His goals were excellence, transparency, accountability, and representation. “The only way that the third branch of government gets credibility,” he says, is when people who are in the system “see themselves reflected in how justice is dispensed.” Acosta continues: “Every group in our society is reflected in the group of judges that dispenses justice in the First Department. And I’m proud of that.”
Speaking Out About Judicial Independence
Since leaving the judiciary in 2023, Acosta has been outspoken about what he sees as threats to judicial independence and democracy posed by intense partisanship on both sides of the aisle. He points to the recent rejection of a state Supreme Court chief judge nominee by Democrats in the New York state legislature, and the refusal of Republicans in the U.S. Senate to give a hearing to U.S. Supreme Court nominee Merrick Garland in 2016.
Traditional norms of judicial independence and separation of powers need to be put into statutes and not simply be the byproduct of good faith, he says.
“You cannot count on civility. You cannot count on adherence to our traditions,” he says. “We have become very complacent about our democracy and our wonderful experiment. We are closer to tyranny than we think we are.”

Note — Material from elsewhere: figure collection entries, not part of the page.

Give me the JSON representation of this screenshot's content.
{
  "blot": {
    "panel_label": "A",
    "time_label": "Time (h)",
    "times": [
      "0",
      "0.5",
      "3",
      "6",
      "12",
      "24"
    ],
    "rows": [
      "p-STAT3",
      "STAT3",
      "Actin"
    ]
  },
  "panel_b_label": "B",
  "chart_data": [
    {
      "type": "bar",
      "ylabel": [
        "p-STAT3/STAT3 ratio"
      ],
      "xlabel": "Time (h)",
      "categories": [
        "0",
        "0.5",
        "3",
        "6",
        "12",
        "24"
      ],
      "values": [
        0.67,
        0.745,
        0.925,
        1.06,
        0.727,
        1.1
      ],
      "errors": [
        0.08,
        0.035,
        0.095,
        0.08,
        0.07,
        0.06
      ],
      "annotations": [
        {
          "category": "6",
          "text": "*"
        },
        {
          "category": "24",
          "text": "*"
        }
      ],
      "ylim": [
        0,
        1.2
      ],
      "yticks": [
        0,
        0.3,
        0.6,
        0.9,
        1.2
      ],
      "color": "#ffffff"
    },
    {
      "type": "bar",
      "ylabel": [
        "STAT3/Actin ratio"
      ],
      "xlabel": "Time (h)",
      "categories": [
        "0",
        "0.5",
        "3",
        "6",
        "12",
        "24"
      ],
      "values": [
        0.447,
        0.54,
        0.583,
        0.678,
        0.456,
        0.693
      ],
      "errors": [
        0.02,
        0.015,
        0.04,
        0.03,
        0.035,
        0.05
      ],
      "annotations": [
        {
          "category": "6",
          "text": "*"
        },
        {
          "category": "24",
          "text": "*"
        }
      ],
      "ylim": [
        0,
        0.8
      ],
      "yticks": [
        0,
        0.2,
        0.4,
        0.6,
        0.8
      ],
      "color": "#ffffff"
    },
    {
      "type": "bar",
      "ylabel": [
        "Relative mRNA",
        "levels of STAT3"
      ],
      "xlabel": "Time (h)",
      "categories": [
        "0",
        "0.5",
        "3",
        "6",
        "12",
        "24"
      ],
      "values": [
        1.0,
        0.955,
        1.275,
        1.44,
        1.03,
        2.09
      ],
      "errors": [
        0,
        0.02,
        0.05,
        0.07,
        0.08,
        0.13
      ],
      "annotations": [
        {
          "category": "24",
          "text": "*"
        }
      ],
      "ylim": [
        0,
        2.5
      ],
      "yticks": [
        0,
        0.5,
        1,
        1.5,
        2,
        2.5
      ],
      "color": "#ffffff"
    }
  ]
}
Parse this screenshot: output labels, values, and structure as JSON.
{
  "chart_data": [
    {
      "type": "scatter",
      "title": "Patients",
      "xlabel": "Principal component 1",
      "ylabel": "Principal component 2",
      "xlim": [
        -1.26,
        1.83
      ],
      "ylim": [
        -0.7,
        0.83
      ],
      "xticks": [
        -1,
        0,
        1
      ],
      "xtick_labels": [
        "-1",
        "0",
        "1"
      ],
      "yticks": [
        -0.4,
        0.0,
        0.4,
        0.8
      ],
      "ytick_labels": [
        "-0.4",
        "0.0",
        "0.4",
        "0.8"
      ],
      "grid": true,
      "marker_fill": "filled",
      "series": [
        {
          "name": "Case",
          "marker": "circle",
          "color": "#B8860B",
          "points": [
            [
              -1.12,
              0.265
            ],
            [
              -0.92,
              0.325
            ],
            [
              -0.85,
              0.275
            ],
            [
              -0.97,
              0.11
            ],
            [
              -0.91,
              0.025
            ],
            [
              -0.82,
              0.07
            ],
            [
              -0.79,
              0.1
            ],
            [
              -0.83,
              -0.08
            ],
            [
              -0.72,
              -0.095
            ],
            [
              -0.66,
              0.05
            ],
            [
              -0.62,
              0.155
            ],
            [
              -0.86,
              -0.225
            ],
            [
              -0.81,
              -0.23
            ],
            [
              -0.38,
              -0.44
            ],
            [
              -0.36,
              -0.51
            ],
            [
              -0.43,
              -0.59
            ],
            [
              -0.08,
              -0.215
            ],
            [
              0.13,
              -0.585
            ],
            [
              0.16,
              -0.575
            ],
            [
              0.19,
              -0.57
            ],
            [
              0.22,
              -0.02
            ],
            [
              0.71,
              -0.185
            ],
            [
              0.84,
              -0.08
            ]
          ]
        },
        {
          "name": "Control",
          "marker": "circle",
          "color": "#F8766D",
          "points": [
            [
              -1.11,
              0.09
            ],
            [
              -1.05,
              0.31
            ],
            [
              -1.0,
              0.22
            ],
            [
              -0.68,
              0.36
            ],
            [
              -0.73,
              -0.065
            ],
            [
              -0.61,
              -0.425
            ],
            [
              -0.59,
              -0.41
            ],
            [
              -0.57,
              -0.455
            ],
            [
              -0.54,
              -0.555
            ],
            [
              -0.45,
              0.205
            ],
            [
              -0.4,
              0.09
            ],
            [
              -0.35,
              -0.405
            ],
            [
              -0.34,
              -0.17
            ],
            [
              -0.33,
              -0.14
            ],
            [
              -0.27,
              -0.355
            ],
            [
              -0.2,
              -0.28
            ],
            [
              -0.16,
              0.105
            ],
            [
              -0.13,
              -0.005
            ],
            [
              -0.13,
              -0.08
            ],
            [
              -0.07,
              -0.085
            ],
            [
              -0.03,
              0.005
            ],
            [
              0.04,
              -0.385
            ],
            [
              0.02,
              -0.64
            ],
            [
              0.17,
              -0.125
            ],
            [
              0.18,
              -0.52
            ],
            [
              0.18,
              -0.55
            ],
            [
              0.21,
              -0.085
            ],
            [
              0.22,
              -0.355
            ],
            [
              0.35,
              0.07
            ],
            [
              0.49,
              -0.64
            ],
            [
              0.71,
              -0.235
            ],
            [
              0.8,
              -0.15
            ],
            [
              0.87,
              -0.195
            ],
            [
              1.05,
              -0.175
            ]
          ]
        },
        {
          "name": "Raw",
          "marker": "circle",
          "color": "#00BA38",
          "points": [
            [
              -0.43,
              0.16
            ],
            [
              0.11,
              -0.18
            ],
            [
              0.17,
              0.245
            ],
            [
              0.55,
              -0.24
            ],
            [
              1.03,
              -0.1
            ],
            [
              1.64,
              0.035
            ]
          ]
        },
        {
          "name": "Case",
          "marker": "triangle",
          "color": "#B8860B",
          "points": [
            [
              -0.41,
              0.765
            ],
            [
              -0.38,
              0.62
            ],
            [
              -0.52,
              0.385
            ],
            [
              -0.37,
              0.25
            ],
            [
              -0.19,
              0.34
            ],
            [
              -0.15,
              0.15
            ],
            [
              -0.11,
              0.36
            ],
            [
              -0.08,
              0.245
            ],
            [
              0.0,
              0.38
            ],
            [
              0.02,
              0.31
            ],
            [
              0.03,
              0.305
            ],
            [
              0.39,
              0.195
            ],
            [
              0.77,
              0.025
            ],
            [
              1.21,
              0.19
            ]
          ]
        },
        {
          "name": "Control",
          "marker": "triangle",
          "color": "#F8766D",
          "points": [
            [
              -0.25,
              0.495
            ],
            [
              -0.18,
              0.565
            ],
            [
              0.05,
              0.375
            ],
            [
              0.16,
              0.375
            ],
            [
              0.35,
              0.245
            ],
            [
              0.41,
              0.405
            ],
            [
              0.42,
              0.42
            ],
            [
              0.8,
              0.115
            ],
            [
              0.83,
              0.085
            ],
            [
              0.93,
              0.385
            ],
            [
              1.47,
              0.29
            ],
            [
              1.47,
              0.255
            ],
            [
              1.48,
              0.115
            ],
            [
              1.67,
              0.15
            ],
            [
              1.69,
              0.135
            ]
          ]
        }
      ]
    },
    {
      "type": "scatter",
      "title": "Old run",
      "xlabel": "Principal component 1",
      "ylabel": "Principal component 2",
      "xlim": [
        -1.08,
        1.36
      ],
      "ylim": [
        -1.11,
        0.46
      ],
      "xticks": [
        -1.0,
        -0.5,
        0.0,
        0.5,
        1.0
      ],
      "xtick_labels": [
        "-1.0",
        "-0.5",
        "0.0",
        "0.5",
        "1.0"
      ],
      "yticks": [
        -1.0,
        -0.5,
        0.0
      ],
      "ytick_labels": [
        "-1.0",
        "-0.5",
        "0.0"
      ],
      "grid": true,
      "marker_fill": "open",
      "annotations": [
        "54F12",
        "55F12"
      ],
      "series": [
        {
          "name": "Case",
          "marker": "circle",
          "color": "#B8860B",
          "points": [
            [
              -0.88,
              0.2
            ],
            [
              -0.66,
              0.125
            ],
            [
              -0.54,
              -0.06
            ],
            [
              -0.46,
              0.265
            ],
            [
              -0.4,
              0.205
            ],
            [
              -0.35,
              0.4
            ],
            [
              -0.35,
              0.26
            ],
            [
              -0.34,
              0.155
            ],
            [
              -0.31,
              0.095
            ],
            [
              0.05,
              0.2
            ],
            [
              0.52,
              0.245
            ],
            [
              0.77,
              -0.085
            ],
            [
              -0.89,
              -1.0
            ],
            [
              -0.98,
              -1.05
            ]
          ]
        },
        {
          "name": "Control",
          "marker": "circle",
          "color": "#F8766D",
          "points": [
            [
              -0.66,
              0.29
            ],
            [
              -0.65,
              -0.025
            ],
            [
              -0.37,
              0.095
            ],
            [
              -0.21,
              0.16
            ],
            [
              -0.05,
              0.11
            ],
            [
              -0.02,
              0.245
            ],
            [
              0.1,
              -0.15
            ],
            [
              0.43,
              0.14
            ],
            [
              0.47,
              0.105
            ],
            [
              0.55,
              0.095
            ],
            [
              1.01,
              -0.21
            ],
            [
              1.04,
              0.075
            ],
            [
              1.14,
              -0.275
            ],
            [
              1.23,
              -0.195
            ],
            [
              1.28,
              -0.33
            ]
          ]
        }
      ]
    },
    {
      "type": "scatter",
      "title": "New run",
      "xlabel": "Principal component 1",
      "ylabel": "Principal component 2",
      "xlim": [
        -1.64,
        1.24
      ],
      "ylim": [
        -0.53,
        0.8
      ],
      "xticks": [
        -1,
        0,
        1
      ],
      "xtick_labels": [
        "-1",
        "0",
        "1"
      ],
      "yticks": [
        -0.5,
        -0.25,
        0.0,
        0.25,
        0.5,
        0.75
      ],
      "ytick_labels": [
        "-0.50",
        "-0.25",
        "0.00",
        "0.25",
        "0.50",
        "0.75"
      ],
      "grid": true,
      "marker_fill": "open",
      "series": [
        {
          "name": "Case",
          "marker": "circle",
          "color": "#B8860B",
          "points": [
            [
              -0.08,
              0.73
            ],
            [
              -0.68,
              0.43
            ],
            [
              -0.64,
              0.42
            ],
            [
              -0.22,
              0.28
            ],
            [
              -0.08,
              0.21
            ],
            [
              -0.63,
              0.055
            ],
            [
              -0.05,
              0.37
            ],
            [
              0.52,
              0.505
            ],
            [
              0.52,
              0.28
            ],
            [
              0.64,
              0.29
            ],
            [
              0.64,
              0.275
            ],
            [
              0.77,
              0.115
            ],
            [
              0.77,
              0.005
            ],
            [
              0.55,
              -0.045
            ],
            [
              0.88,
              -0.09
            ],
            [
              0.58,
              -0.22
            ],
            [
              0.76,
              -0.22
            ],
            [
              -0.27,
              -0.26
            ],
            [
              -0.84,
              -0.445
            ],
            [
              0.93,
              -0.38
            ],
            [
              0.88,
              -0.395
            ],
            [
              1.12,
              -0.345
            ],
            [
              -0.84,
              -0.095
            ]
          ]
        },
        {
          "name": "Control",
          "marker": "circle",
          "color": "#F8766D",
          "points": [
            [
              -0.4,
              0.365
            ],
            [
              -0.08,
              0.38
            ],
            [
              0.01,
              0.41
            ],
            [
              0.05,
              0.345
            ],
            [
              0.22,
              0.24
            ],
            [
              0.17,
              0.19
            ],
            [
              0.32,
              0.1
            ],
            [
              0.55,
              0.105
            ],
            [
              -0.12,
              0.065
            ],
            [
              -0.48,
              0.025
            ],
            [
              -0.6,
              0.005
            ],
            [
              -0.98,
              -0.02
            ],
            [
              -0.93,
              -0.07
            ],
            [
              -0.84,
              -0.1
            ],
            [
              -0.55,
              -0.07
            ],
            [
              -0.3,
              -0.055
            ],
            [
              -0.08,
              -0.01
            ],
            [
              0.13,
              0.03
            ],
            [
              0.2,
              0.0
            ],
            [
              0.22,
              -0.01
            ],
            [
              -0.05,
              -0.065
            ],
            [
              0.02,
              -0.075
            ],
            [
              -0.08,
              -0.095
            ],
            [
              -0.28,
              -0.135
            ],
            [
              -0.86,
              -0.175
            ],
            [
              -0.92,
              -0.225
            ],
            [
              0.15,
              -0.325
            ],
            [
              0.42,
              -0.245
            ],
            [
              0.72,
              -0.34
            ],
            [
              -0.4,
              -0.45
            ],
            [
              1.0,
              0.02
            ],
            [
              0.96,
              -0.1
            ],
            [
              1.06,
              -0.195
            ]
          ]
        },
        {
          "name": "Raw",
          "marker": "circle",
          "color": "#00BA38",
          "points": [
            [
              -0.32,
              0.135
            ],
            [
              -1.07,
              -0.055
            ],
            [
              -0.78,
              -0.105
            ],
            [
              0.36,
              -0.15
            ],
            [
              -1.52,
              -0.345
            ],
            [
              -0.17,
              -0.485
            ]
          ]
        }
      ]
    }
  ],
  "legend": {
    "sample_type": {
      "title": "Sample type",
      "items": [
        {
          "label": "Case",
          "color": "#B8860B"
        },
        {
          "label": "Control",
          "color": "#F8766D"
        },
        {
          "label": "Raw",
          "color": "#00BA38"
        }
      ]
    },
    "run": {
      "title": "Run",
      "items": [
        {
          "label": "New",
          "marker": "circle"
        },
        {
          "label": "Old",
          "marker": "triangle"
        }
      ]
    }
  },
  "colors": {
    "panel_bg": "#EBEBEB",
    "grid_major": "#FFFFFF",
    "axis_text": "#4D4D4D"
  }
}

Acosta credits his father for his commitment to judicial independence: As a union leader, his father was repeatedly jailed for political activity during the Dominican Republic’s tumultuous elections in the 1960s.
“Growing up, seeing it firsthand, I know what an overbearing executive branch is—one that tells the judiciary what to do and how to do it and have the caprice of those in power pass for justice,” he says. The separation of powers “undergirds our democracy and the rule of law. You can’t play around with that.”